正则表达式搜索
使用正则表达式
基本字符匹配
字符串匹配
# 检索prod_name包含文本1000的所有行
MariaDB [fake_order]> SELECT prod_name
-> FROM products
-> WHERE prod_name REGEXP '1000'
-> ORDER BY prod_name;
+--------------+
| prod_name |
+--------------+
| JetPack 1000 |
+--------------+
1 row in set (0.109 sec)
# 使用 "."特殊字符匹配
MariaDB [fake_order]> SELECT prod_name
-> FROM products
-> WHERE prod_name REGEXP .000'
-> ORDER BY prod_name;
+--------------+
| prod_name |
+--------------+
| JetPack 1000 |
| JetPack 2000 |
+--------------+
2 rows in set (0.019 sec)
# 使用 LIKE 匹配
MariaDB [fake_order]> SELECT prod_name
-> FROM products
-> WHERE prod_name LIKE '1000'
-> ORDER BY prod_name;
Empty set (0.024 sec)
# LIKE 匹配一个完整的列。如果匹配的文本存在于列的值中,LIKE 不会找到并该行不会返回,如果使用 REGEXP 则会返回该行
# LIKE 使用^和$锚点是可以的
执行OR匹配
为了搜索两个字符串中其中任意一个,使用 "|"
MariaDB [fake_order]> SELECT prod_name FROM products WHERE prod_name REGEXP '1000|2000' ORDER BY prod_name;
+--------------+
| prod_name |
+--------------+
| JetPack 1000 |
| JetPack 2000 |
+--------------+
2 rows in set (0.074 sec)
匹配多个字符中的一个
"." 匹配任何单个字符,'[]'括起来的字符集可以用来匹配特定字符,"[123] Ton"是"[1|2|3] Ton"的缩写。

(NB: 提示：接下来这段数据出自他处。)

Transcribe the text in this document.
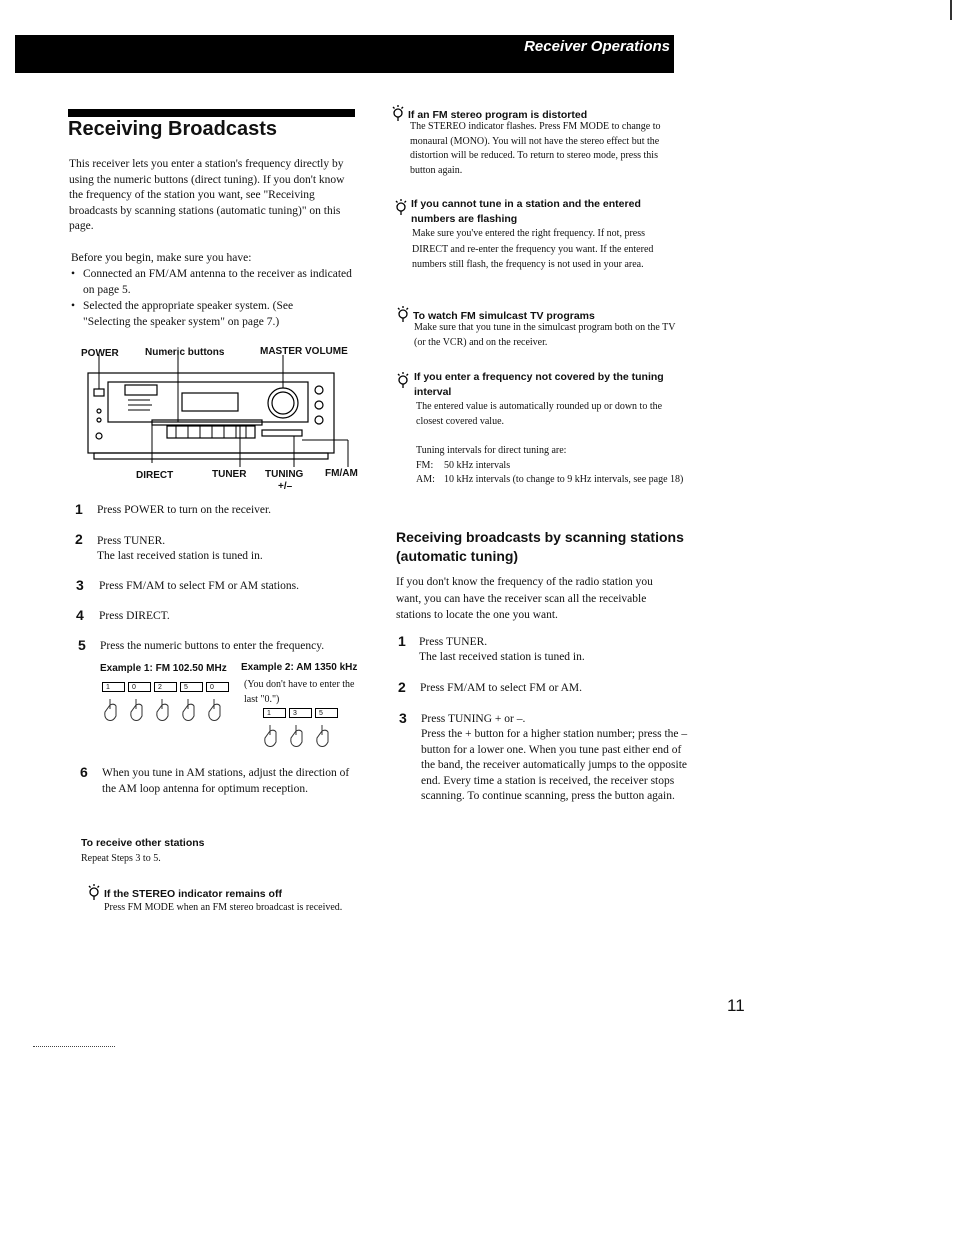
Receiver Operations
Receiving Broadcasts
This receiver lets you enter a station's frequency directly by using the numeric buttons (direct tuning). If you don't know the frequency of the station you want, see "Receiving broadcasts by scanning stations (automatic tuning)" on this page.
Before you begin, make sure you have:
• Connected an FM/AM antenna to the receiver as indicated on page 5.
• Selected the appropriate speaker system. (See "Selecting the speaker system" on page 7.)
POWER	Numeric buttons	MASTER VOLUME
DIRECT	TUNER TUNING
+/–
FM/AM
1 Press POWER to turn on the receiver.
2 Press TUNER.
The last received station is tuned in.
3 Press FM/AM to select FM or AM stations.
4 Press DIRECT.
5 Press the numeric buttons to enter the frequency.
Example 1: FM 102.50 MHz Example 2: AM 1350 kHz
1	0	2	5	0	(You don't have to enter the last "0.")
1	3	5
6 When you tune in AM stations, adjust the direction of the AM loop antenna for optimum reception.
To receive other stations
Repeat Steps 3 to 5.
If the STEREO indicator remains off
Press FM MODE when an FM stereo broadcast is received.
If an FM stereo program is distorted
The STEREO indicator flashes. Press FM MODE to change to monaural (MONO). You will not have the stereo effect but the distortion will be reduced. To return to stereo mode, press this button again.
If you cannot tune in a station and the entered numbers are flashing
Make sure you've entered the right frequency. If not, press DIRECT and re-enter the frequency you want. If the entered numbers still flash, the frequency is not used in your area.
To watch FM simulcast TV programs
Make sure that you tune in the simulcast program both on the TV (or the VCR) and on the receiver.
If you enter a frequency not covered by the tuning interval
The entered value is automatically rounded up or down to the closest covered value.
Tuning intervals for direct tuning are:
FM: 50 kHz intervals
AM: 10 kHz intervals (to change to 9 kHz intervals, see page 18)
Receiving broadcasts by scanning stations (automatic tuning)
If you don't know the frequency of the radio station you want, you can have the receiver scan all the receivable stations to locate the one you want.
1 Press TUNER.
The last received station is tuned in.
2 Press FM/AM to select FM or AM.
3 Press TUNING + or –.
Press the + button for a higher station number; press the – button for a lower one. When you tune past either end of the band, the receiver automatically jumps to the opposite end. Every time a station is received, the receiver stops scanning. To continue scanning, press the button again.
11
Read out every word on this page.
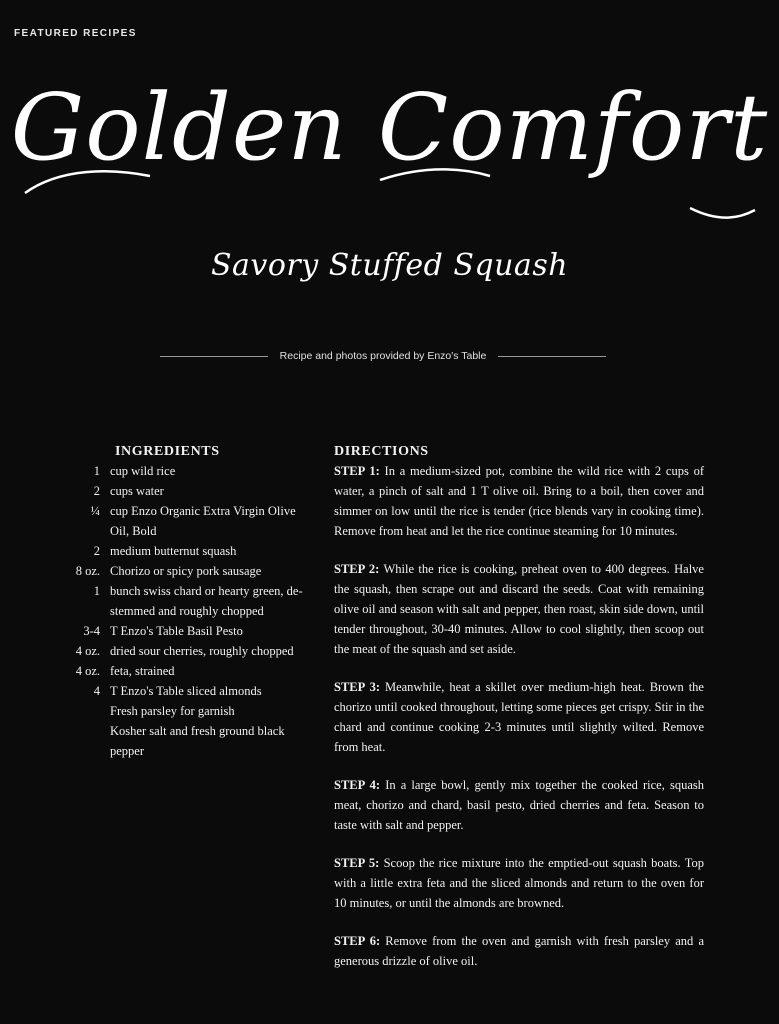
FEATURED RECIPES
Golden Comfort
Savory Stuffed Squash
Recipe and photos provided by Enzo's Table
INGREDIENTS
1 cup wild rice
2 cups water
¼ cup Enzo Organic Extra Virgin Olive Oil, Bold
2 medium butternut squash
8 oz. Chorizo or spicy pork sausage
1 bunch swiss chard or hearty green, de-stemmed and roughly chopped
3-4 T Enzo's Table Basil Pesto
4 oz. dried sour cherries, roughly chopped
4 oz. feta, strained
4 T Enzo's Table sliced almonds
Fresh parsley for garnish
Kosher salt and fresh ground black pepper
DIRECTIONS

STEP 1: In a medium-sized pot, combine the wild rice with 2 cups of water, a pinch of salt and 1 T olive oil. Bring to a boil, then cover and simmer on low until the rice is tender (rice blends vary in cooking time). Remove from heat and let the rice continue steaming for 10 minutes.

STEP 2: While the rice is cooking, preheat oven to 400 degrees. Halve the squash, then scrape out and discard the seeds. Coat with remaining olive oil and season with salt and pepper, then roast, skin side down, until tender throughout, 30-40 minutes. Allow to cool slightly, then scoop out the meat of the squash and set aside.

STEP 3: Meanwhile, heat a skillet over medium-high heat. Brown the chorizo until cooked throughout, letting some pieces get crispy. Stir in the chard and continue cooking 2-3 minutes until slightly wilted. Remove from heat.

STEP 4: In a large bowl, gently mix together the cooked rice, squash meat, chorizo and chard, basil pesto, dried cherries and feta. Season to taste with salt and pepper.

STEP 5: Scoop the rice mixture into the emptied-out squash boats. Top with a little extra feta and the sliced almonds and return to the oven for 10 minutes, or until the almonds are browned.

STEP 6: Remove from the oven and garnish with fresh parsley and a generous drizzle of olive oil.
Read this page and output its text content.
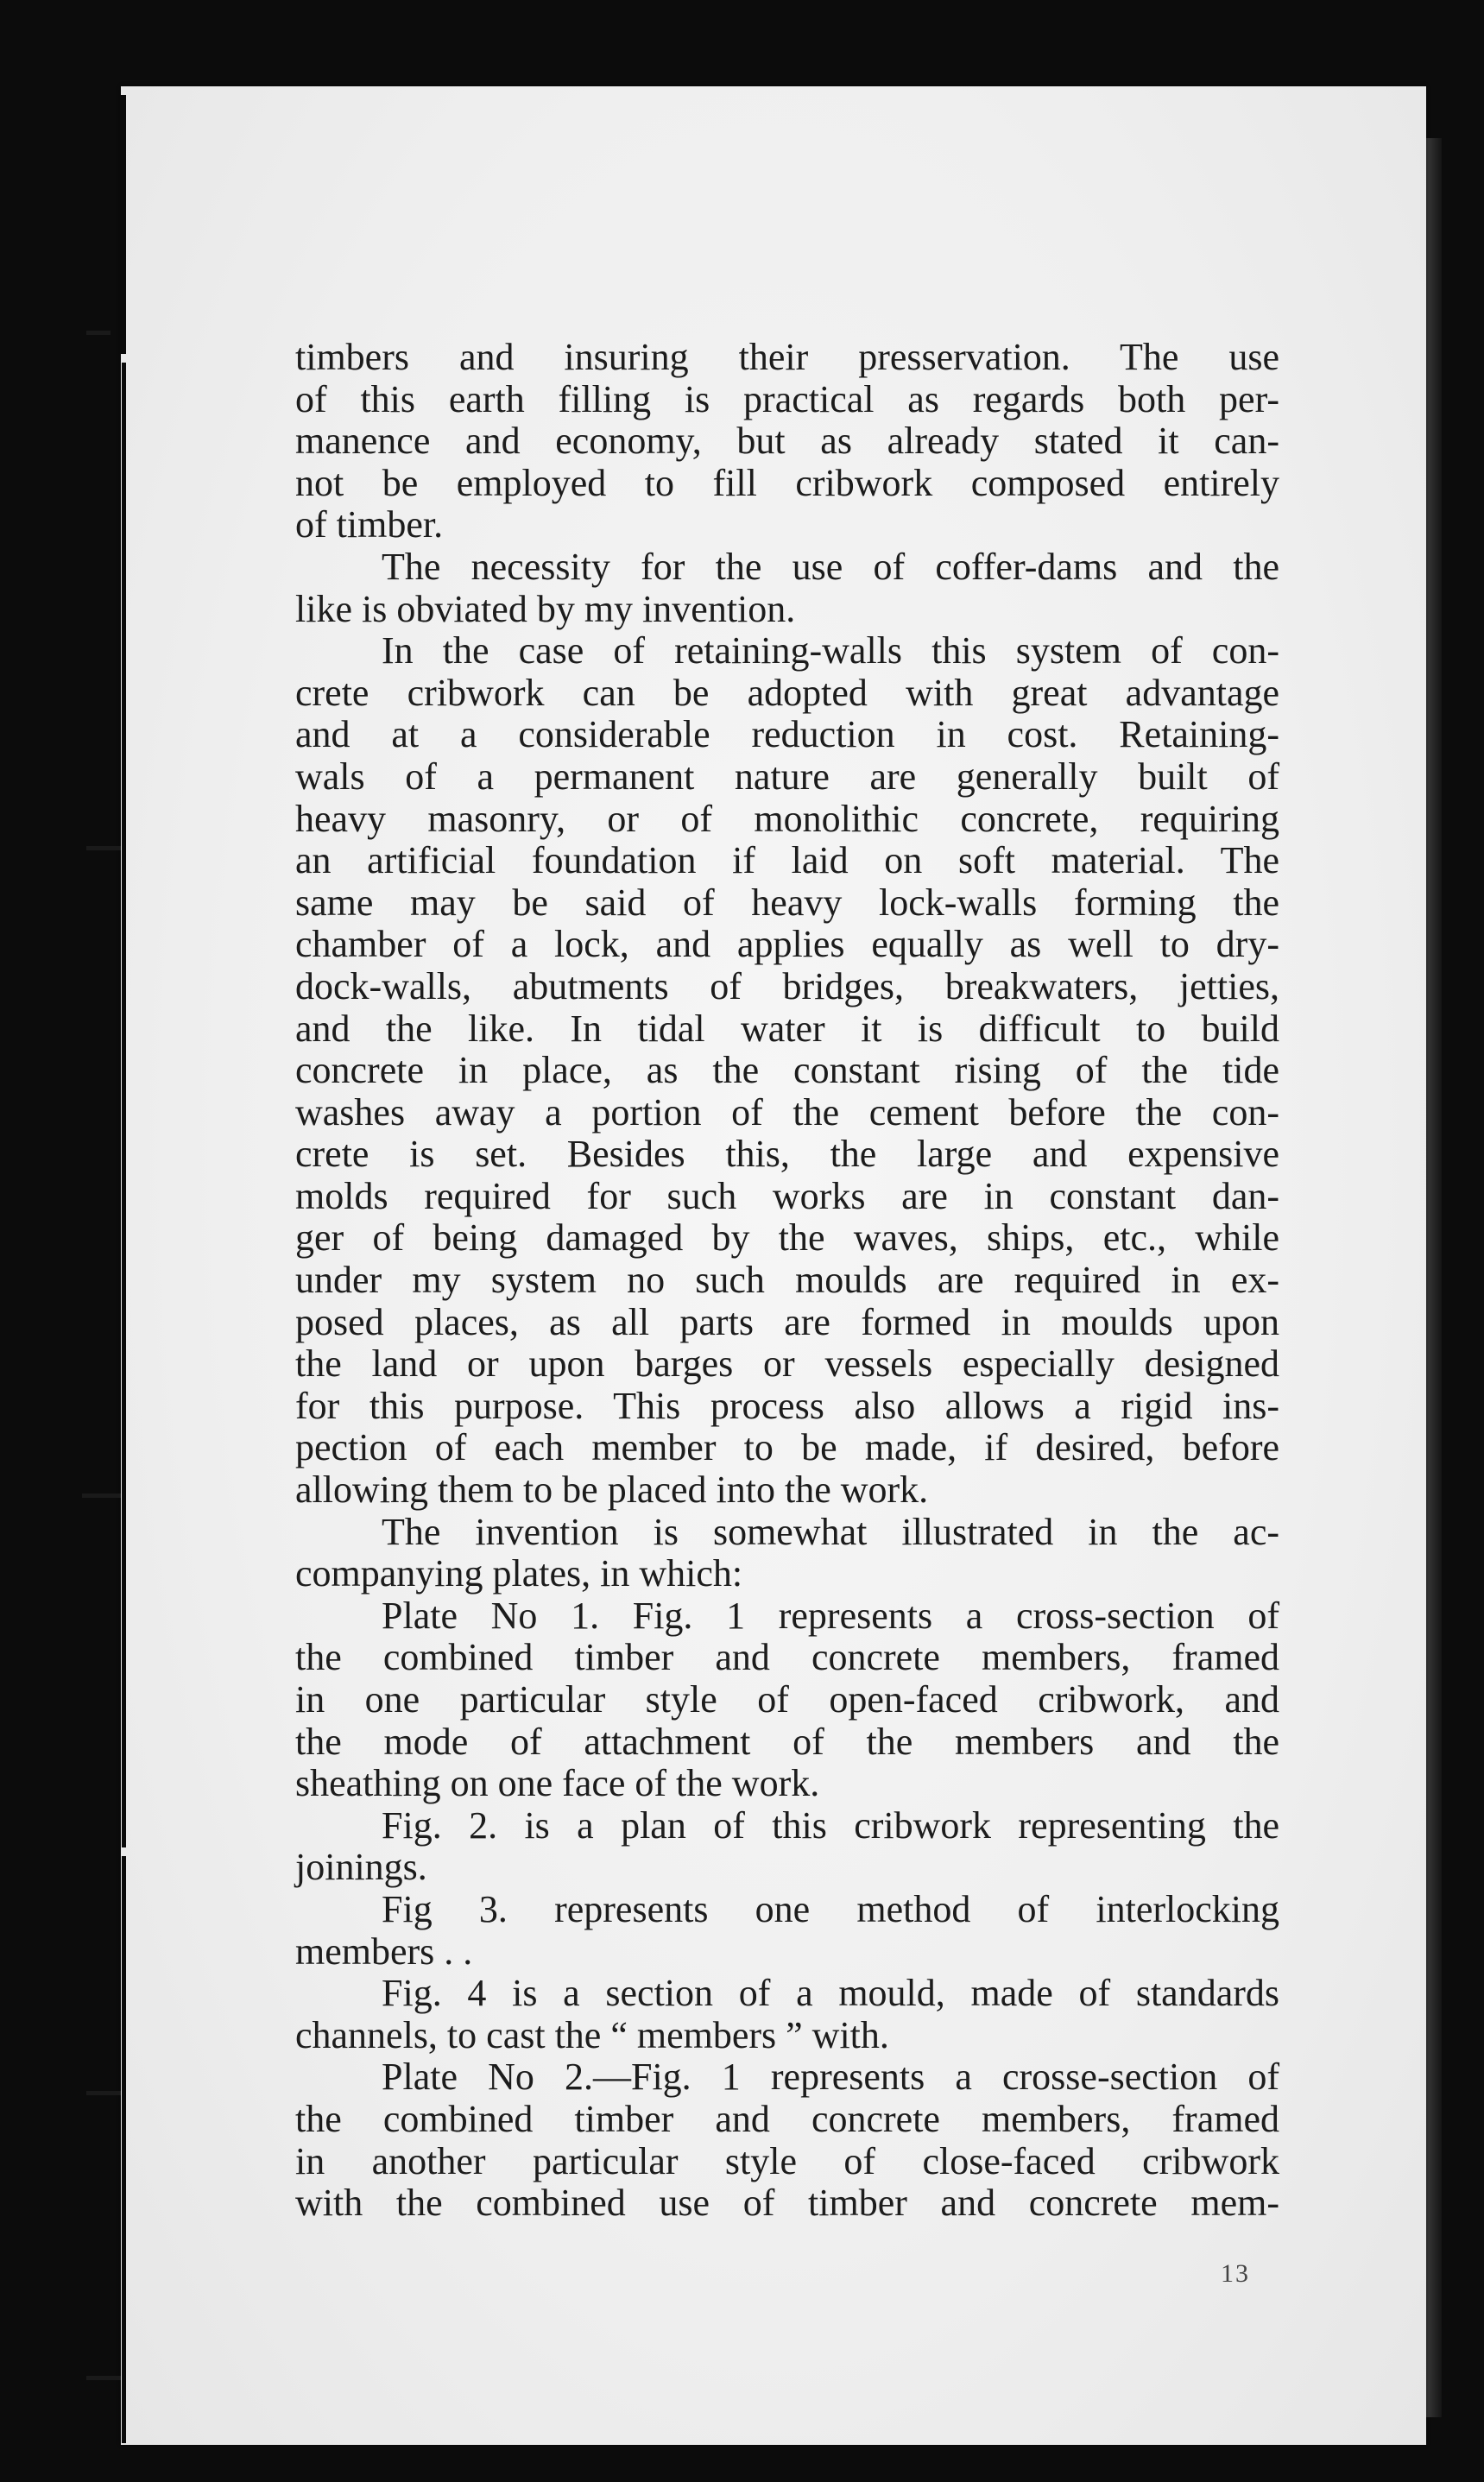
timbers and insuring their presservation. The use
of this earth filling is practical as regards both per-
manence and economy, but as already stated it can-
not be employed to fill cribwork composed entirely
of timber.
The necessity for the use of coffer-dams and the
like is obviated by my invention.
In the case of retaining-walls this system of con-
crete cribwork can be adopted with great advantage
and at a considerable reduction in cost. Retaining-
wals of a permanent nature are generally built of
heavy masonry, or of monolithic concrete, requiring
an artificial foundation if laid on soft material. The
same may be said of heavy lock-walls forming the
chamber of a lock, and applies equally as well to dry-
dock-walls, abutments of bridges, breakwaters, jetties,
and the like. In tidal water it is difficult to build
concrete in place, as the constant rising of the tide
washes away a portion of the cement before the con-
crete is set. Besides this, the large and expensive
molds required for such works are in constant dan-
ger of being damaged by the waves, ships, etc., while
under my system no such moulds are required in ex-
posed places, as all parts are formed in moulds upon
the land or upon barges or vessels especially designed
for this purpose. This process also allows a rigid ins-
pection of each member to be made, if desired, before
allowing them to be placed into the work.
The invention is somewhat illustrated in the ac-
companying plates, in which:
Plate No 1. Fig. 1 represents a cross-section of
the combined timber and concrete members, framed
in one particular style of open-faced cribwork, and
the mode of attachment of the members and the
sheathing on one face of the work.
Fig. 2. is a plan of this cribwork representing the
joinings.
Fig 3. represents one method of interlocking
members . .
Fig. 4 is a section of a mould, made of standards
channels, to cast the “ members ” with.
Plate No 2.—Fig. 1 represents a crosse-section of
the combined timber and concrete members, framed
in another particular style of close-faced cribwork
with the combined use of timber and concrete mem-
13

MariaDB [fake_order]> SELECT prod_name
-> FROM products
-> WHERE prod_name REGEXP '[123] Ton'
-> ORDER BY prod_name;
+-------------+
| prod_name |
+-------------+
| 1 ton anvil |
| 2 ton anvil |
+-------------+
2 rows in set (0.038 sec)
匹配范围
集合可以定义一个或多个字符进行匹配,如数组0~9,可以使用 "-" 来定义范围。也可以 [a-z]匹配任何字母字符。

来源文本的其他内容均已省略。